4 - Nessa Lei do Cibercrime coexistem dois regimes processuais: o regime dos artigos 11º a 17º e o regime dos artigos 18º e 19º do mesmo diploma. O regime processual dos artigos 11º a 17º surge como o regime processual “geral” do cibercrime e da prova electrónica. Isto porquanto existe um segundo catálogo na Lei n. 109/2009, o do artigo 18º, n. 1 do mesmo diploma a que corresponde um segundo regime processual de autorização e regulação probatória. (…).
5 - As normas contidas nos artigos 12º a 17º da supramencionada Lei contêm um completo regime processual penal para os crimes que, nos termos das alíneas do n. 1 do artigo 11º, estão (a) previstos na lei nº 109/2009, (b) são ou foram cometidos por meio de um sistema informático ou (c) em relação aos quais seja necessário proceder à recolha de prova em suporte electrónico.

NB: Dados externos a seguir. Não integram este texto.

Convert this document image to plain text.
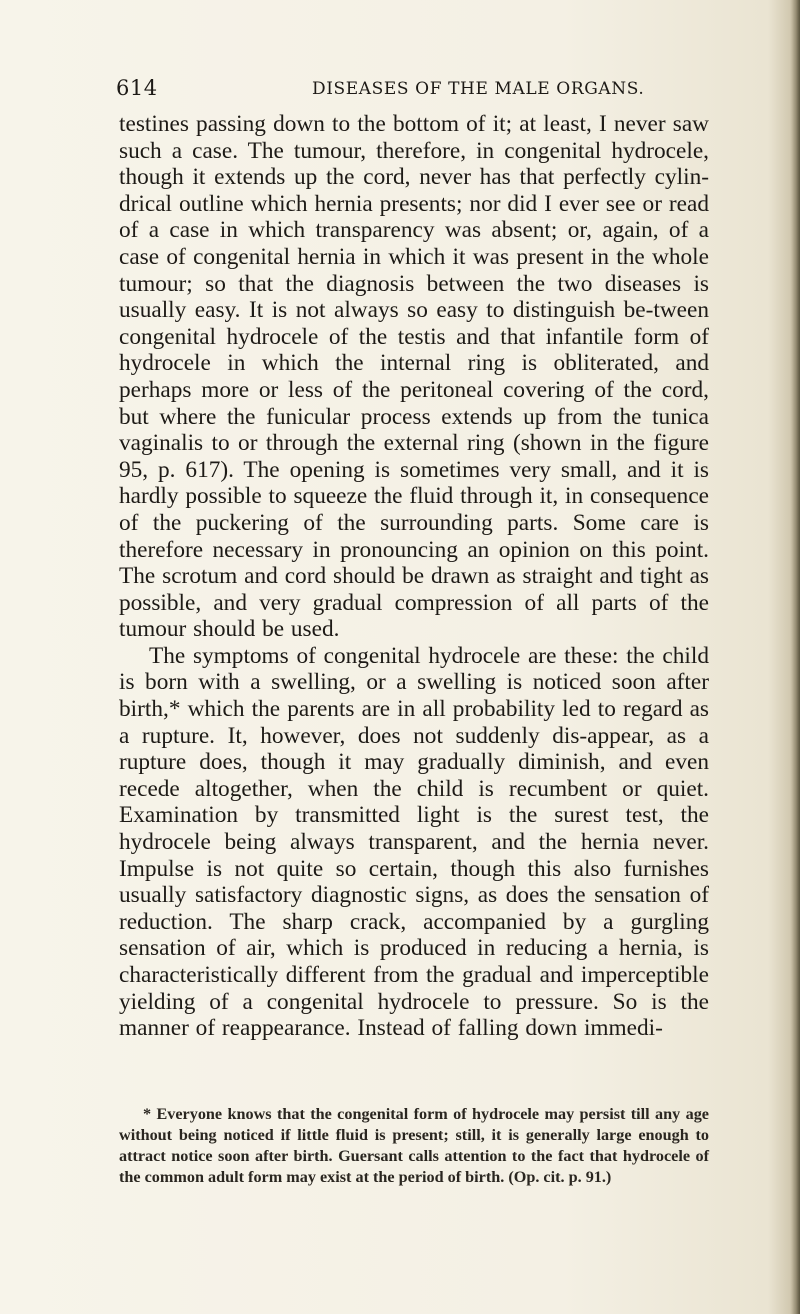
614	DISEASES OF THE MALE ORGANS.

testines passing down to the bottom of it; at least, I never saw such a case. The tumour, therefore, in congenital hydrocele, though it extends up the cord, never has that perfectly cylin-drical outline which hernia presents; nor did I ever see or read of a case in which transparency was absent; or, again, of a case of congenital hernia in which it was present in the whole tumour; so that the diagnosis between the two diseases is usually easy. It is not always so easy to distinguish be-tween congenital hydrocele of the testis and that infantile form of hydrocele in which the internal ring is obliterated, and perhaps more or less of the peritoneal covering of the cord, but where the funicular process extends up from the tunica vaginalis to or through the external ring (shown in the figure 95, p. 617). The opening is sometimes very small, and it is hardly possible to squeeze the fluid through it, in consequence of the puckering of the surrounding parts. Some care is therefore necessary in pronouncing an opinion on this point. The scrotum and cord should be drawn as straight and tight as possible, and very gradual compression of all parts of the tumour should be used.

The symptoms of congenital hydrocele are these: the child is born with a swelling, or a swelling is noticed soon after birth,* which the parents are in all probability led to regard as a rupture. It, however, does not suddenly dis-appear, as a rupture does, though it may gradually diminish, and even recede altogether, when the child is recumbent or quiet. Examination by transmitted light is the surest test, the hydrocele being always transparent, and the hernia never. Impulse is not quite so certain, though this also furnishes usually satisfactory diagnostic signs, as does the sensation of reduction. The sharp crack, accompanied by a gurgling sensation of air, which is produced in reducing a hernia, is characteristically different from the gradual and imperceptible yielding of a congenital hydrocele to pressure. So is the manner of reappearance. Instead of falling down immedi-

* Everyone knows that the congenital form of hydrocele may persist till any age without being noticed if little fluid is present; still, it is generally large enough to attract notice soon after birth. Guersant calls attention to the fact that hydrocele of the common adult form may exist at the period of birth. (Op. cit. p. 91.)
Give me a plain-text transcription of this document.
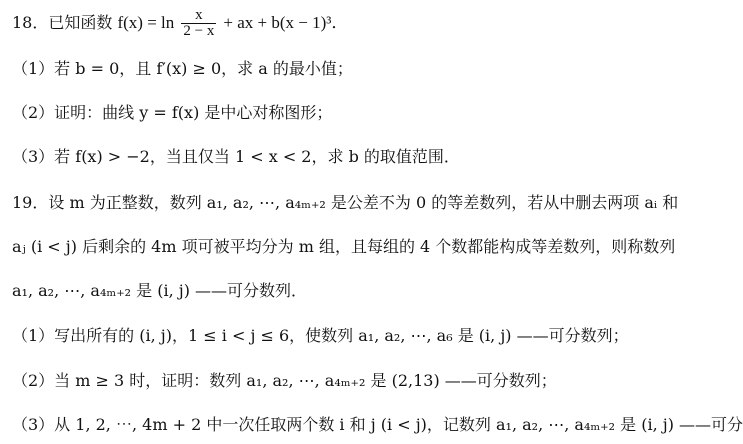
18．已知函数 $f(x) = \ln \frac{x}{2 - x}$ + ax + b(x − 1)³．
（1）若 b = 0，且 f′(x) ≥ 0，求 a 的最小值；
（2）证明：曲线 y = f(x) 是中心对称图形；
（3）若 f(x) > −2，当且仅当 1 < x < 2，求 b 的取值范围．
19．设 m 为正整数，数列 a₁, a₂, ⋯, a₄ₘ₊₂ 是公差不为 0 的等差数列，若从中删去两项 aᵢ 和
aⱼ (i < j) 后剩余的 4m 项可被平均分为 m 组，且每组的 4 个数都能构成等差数列，则称数列
a₁, a₂, ⋯, a₄ₘ₊₂ 是 (i, j) ——可分数列．
（1）写出所有的 (i, j)，1 ≤ i < j ≤ 6，使数列 a₁, a₂, ⋯, a₆ 是 (i, j) ——可分数列；
（2）当 m ≥ 3 时，证明：数列 a₁, a₂, ⋯, a₄ₘ₊₂ 是 (2,13) ——可分数列；
（3）从 1, 2, ⋯, 4m + 2 中一次任取两个数 i 和 j (i < j)，记数列 a₁, a₂, ⋯, a₄ₘ₊₂ 是 (i, j) ——可分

6 - A diferenciação de regimes assenta na circunstância de os dados preservados nos termos dos artigos 12º a 17º se referirem à pesquisa e recolha, para prova, de dados já produzidos mas preservados, armazenados, enquanto o artigo 18º do diploma se refere à intercepção de comunicações electrónicas, em tempo real, de dados de tráfego e de conteúdo associados a comunicações específicas transmitidas através de um sistema informático.
7 - (…)
8 - Tratando-se de obter prova por “localização celular conservada”, isto é, a obtenção dos dados previstos no artigo 4º, n. 1 da Lei 32/2008, de 17-07, o regime processual aplicável assume especialidade nos artigos 3º e 9º desta lei.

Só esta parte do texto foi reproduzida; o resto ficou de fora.